Atmaca, "Mahsur kalan vatandaşlarımızın kurtarılmasından sonra artık teknik olarak daha fazla konuşma vakti. Bu tip kaldırma iletme ekipmanlarında eğer bakımlar zamanında ve olması gerektiği şekliyle yapılmışsa ve yılda bir kez yapılması gereken periyodik kontroller de yapılmışsa, kaza yaşanma olasılığı hemen hemen yok denebilecek düzeye kadar düşüyor. Böyle bir kaza olduysa o zaman bakım da yapılmışsa ya bakımda eksik bir şeyler bırakılmıştır veya periyodik kontrol sırasında bu eksikliklerin bırakıldığı tespit edilememiş anlamı taşıyor" dedi.

Yanık kokusu

Yanık kokusundan bahsedildiğine dikkat çeken Atmaca, "Bu bir sıkışma olasılığını gösteriyor. Metalin metale sürtünme olasılığını gösteriyor. Bu çelik halatlar üzerinde ilerleyen bir kabin. Hiçbir kabinin halattan çıkmadığını görüyoruz. Demek ki bir yerde bu makaralarda, makaraların üzerindeki kauçuk bir zemin var. Bunların yapısına bakmak lazım. Acaba bunlar duruyor mu? Çelik çeliğe sürtme gibi bir alevlenme, bir ısınma oldu mu? Yanık kokusu bunu gösteriyor. Bir sıkışma olmuşsa tabii ki halat gerilmiştir. Kesinlikle kesici tertibat kesmiştir. Ama o anda direğe binen yüksek ağır yük civataların kesilmesine ve tamamen kopmasına neden olabilir. Peki bu civatalar kopmalı mıydı? Bu civataların tahribatsız muayeneleri, olması gerektiği zaman yapıldı mı? Bilirkişiler bakım dosyalarını inceleyecek. Periyodik kontrolleri inceleyecek. Olay yerindeki bulguları birleştirecekler ve buna göre bir kanaate varacaklar. Ama gördüğümüz şu. Eğer bakımda herhangi bir noksanlık olmasaydı, kesinlikle bu olay yaşanmayacaktı" diye konuştu.

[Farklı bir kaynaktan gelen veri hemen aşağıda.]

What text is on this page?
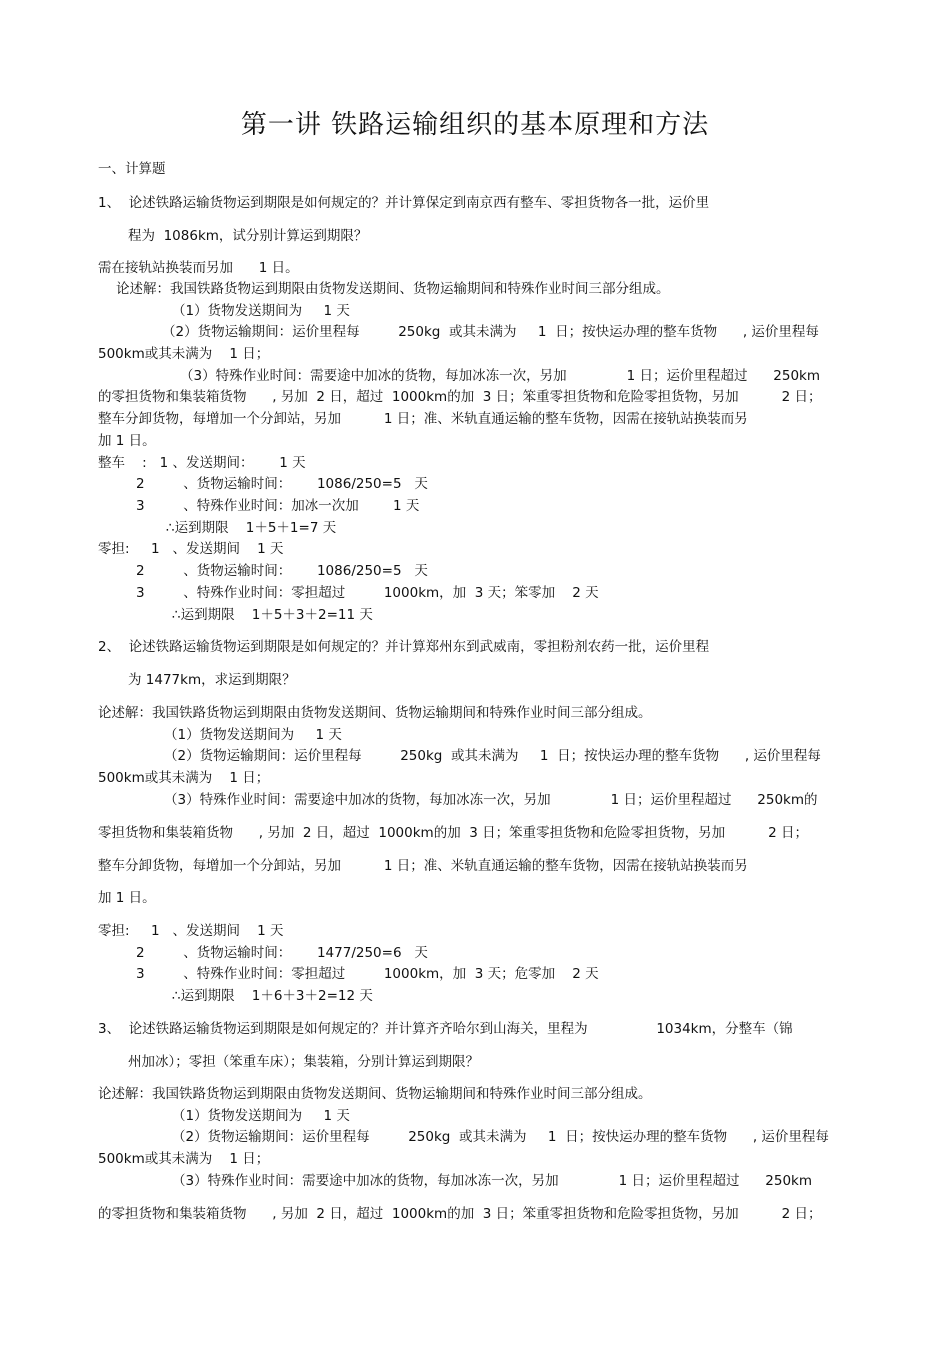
第一讲 铁路运输组织的基本原理和方法
一、计算题
1、  论述铁路运输货物运到期限是如何规定的？并计算保定到南京西有整车、零担货物各一批，运价里
程为  1086km，试分别计算运到期限？
需在接轨站换装而另加      1 日。
论述解：我国铁路货物运到期限由货物发送期间、货物运输期间和特殊作业时间三部分组成。
（1）货物发送期间为     1 天
（2）货物运输期间：运价里程每         250kg  或其未满为     1  日；按快运办理的整车货物      , 运价里程每
500km或其未满为    1 日；
（3）特殊作业时间：需要途中加冰的货物，每加冰冻一次，另加              1 日；运价里程超过      250km
的零担货物和集装箱货物      , 另加  2 日，超过  1000km的加  3 日；笨重零担货物和危险零担货物，另加          2 日；
整车分卸货物，每增加一个分卸站，另加          1 日；准、米轨直通运输的整车货物，因需在接轨站换装而另
加 1 日。
整车    :   1 、发送期间：      1 天
2         、货物运输时间：      1086/250=5   天
3         、特殊作业时间：加冰一次加        1 天
∴运到期限    1＋5＋1=7 天
零担:     1   、发送期间    1 天
2         、货物运输时间：      1086/250=5   天
3         、特殊作业时间：零担超过         1000km，加  3 天；笨零加    2 天
∴运到期限    1＋5＋3＋2=11 天
2、  论述铁路运输货物运到期限是如何规定的？并计算郑州东到武威南，零担粉剂农药一批，运价里程
为 1477km，求运到期限？
论述解：我国铁路货物运到期限由货物发送期间、货物运输期间和特殊作业时间三部分组成。
（1）货物发送期间为     1 天
（2）货物运输期间：运价里程每         250kg  或其未满为     1  日；按快运办理的整车货物      , 运价里程每
500km或其未满为    1 日；
（3）特殊作业时间：需要途中加冰的货物，每加冰冻一次，另加              1 日；运价里程超过      250km的
零担货物和集装箱货物      , 另加  2 日，超过  1000km的加  3 日；笨重零担货物和危险零担货物，另加          2 日；
整车分卸货物，每增加一个分卸站，另加          1 日；准、米轨直通运输的整车货物，因需在接轨站换装而另
加 1 日。
零担:     1   、发送期间    1 天
2         、货物运输时间：      1477/250=6   天
3         、特殊作业时间：零担超过         1000km，加  3 天；危零加    2 天
∴运到期限    1＋6＋3＋2=12 天
3、  论述铁路运输货物运到期限是如何规定的？并计算齐齐哈尔到山海关，里程为                1034km，分整车（锦
州加冰）；零担（笨重车床）；集装箱，分别计算运到期限？
论述解：我国铁路货物运到期限由货物发送期间、货物运输期间和特殊作业时间三部分组成。
（1）货物发送期间为     1 天
（2）货物运输期间：运价里程每         250kg  或其未满为     1  日；按快运办理的整车货物      , 运价里程每
500km或其未满为    1 日；
（3）特殊作业时间：需要途中加冰的货物，每加冰冻一次，另加              1 日；运价里程超过      250km
的零担货物和集装箱货物      , 另加  2 日，超过  1000km的加  3 日；笨重零担货物和危险零担货物，另加          2 日；
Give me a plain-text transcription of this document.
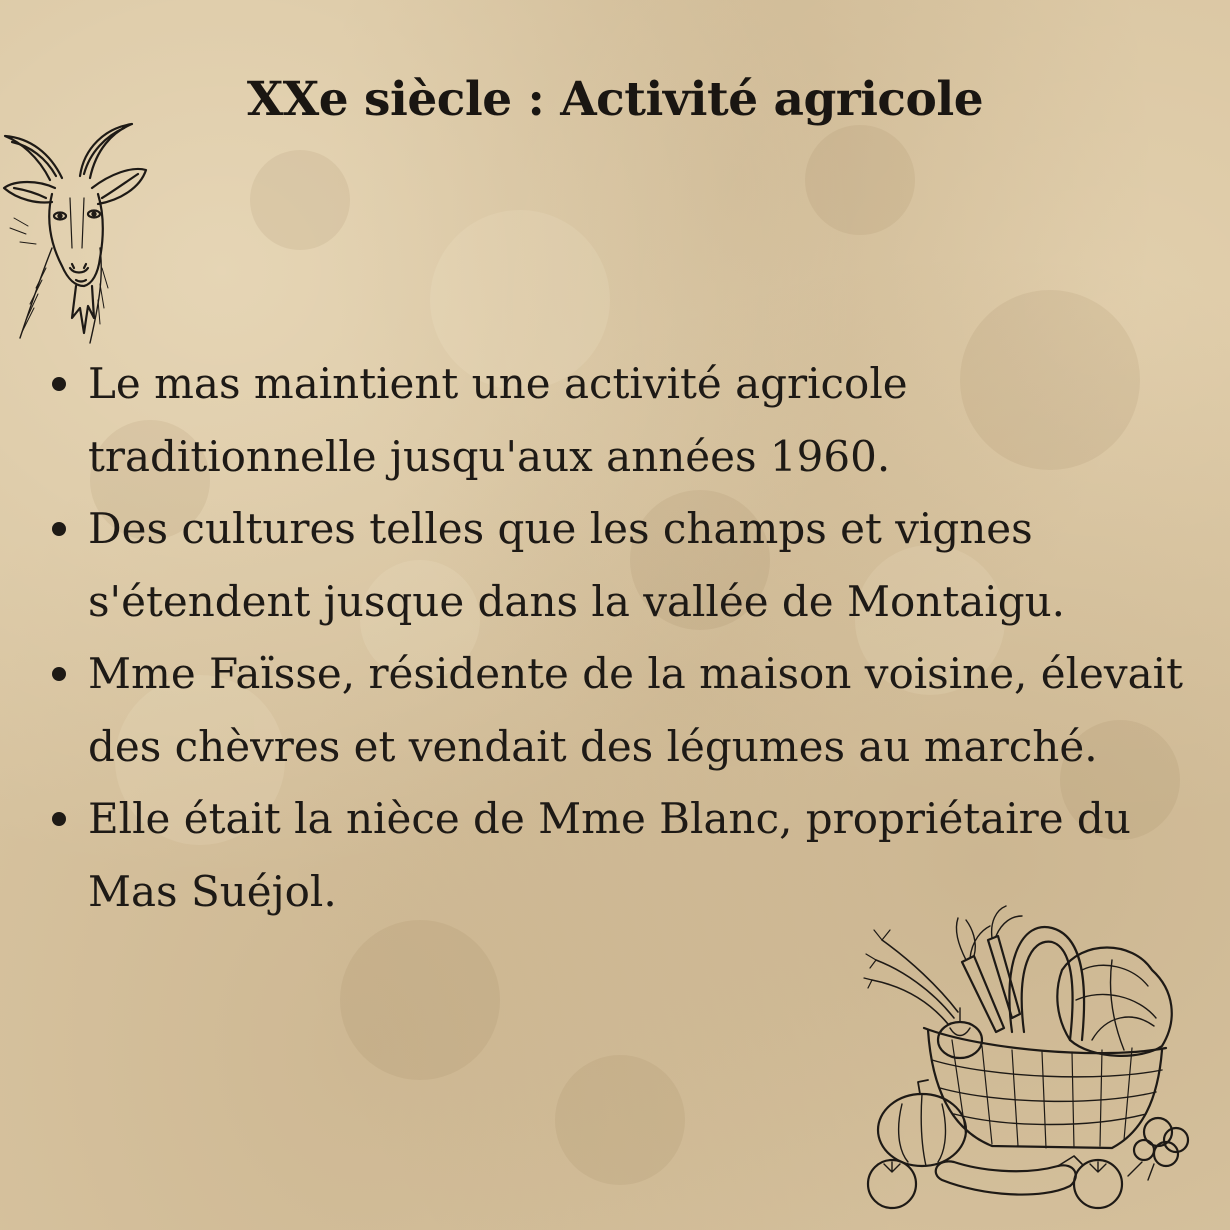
XXe siècle : Activité agricole
Le mas maintient une activité agricole traditionnelle jusqu'aux années 1960.
Des cultures telles que les champs et vignes s'étendent jusque dans la vallée de Montaigu.
Mme Faïsse, résidente de la maison voisine, élevait des chèvres et vendait des légumes au marché.
Elle était la nièce de Mme Blanc, propriétaire du Mas Suéjol.
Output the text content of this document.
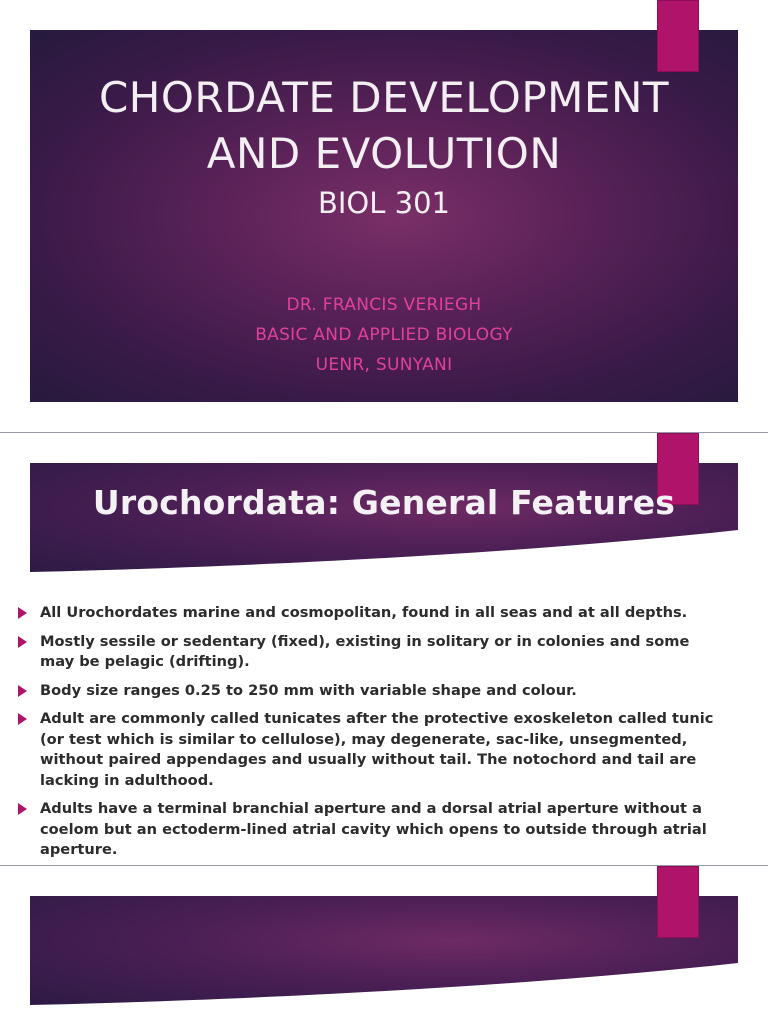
CHORDATE DEVELOPMENT
AND EVOLUTION
BIOL 301
DR. FRANCIS VERIEGH
BASIC AND APPLIED BIOLOGY
UENR, SUNYANI
Urochordata: General Features
All Urochordates marine and cosmopolitan, found in all seas and at all depths.
Mostly sessile or sedentary (fixed), existing in solitary or in colonies and some may be pelagic (drifting).
Body size ranges 0.25 to 250 mm with variable shape and colour.
Adult are commonly called tunicates after the protective exoskeleton called tunic (or test which is similar to cellulose), may degenerate, sac-like, unsegmented, without paired appendages and usually without tail. The notochord and tail are lacking in adulthood.
Adults have a terminal branchial aperture and a dorsal atrial aperture without a coelom but an ectoderm-lined atrial cavity which opens to outside through atrial aperture.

'Piyasanın vicdanına terk edilmemeli'

19 Şubat-4 Mart arasında teleferiğe yapılan bakımın yeterli olup olmadığını da değerlendiren Atmaca, şöyle konuştu:

"Her türlü makinenin bakımı için yeterli süreyi tanımak gerekiyor. Kaldı ki teleferik gibi bir tesisat mekanik ve elektrik aksamı çok yüksek olan sistemler. Bu sistemlerin bakımlarının çeşitli periyotları var ve nasıl yapılacağı, TSE 1709'da tanımlı. Aylık bakımlar var. Yakın zamanda ağır bakımı dediğimiz yıllık bakımı da yapılmış. Yıllık bakımda civataların, kaynakların dayanımlarına da bakmak gerekiyor. Acaba bir gevşeme var mı? Bir deformasyon var mı? Bunun dışında paslanma veya korozyon var mı? Çelik halatlar üzerinde herhangi bir deformasyon var mı? Bakın bunların bir gözle tespiti var, bir de tahribatsız malzeme muayenesi dediğimiz yöntem var. Bunu bakımcı firma yapamaz. Bunu üçüncü taraf muayene kuruluşu dediğimiz, bu konuda akredite bir şirketin yapması lazım. Hepsinden öte yıllık periyodik kontrol lazım. Bu bakımların gerçekten olması gerektiği gibi yapılıp yapılmadığını gösteren yıllık muayeneler. Bunların da kesinlikle kamusal bir denetim mekanizması içinde olmasını öneriyoruz. Piyasanın vicdanına terk edilmemeli."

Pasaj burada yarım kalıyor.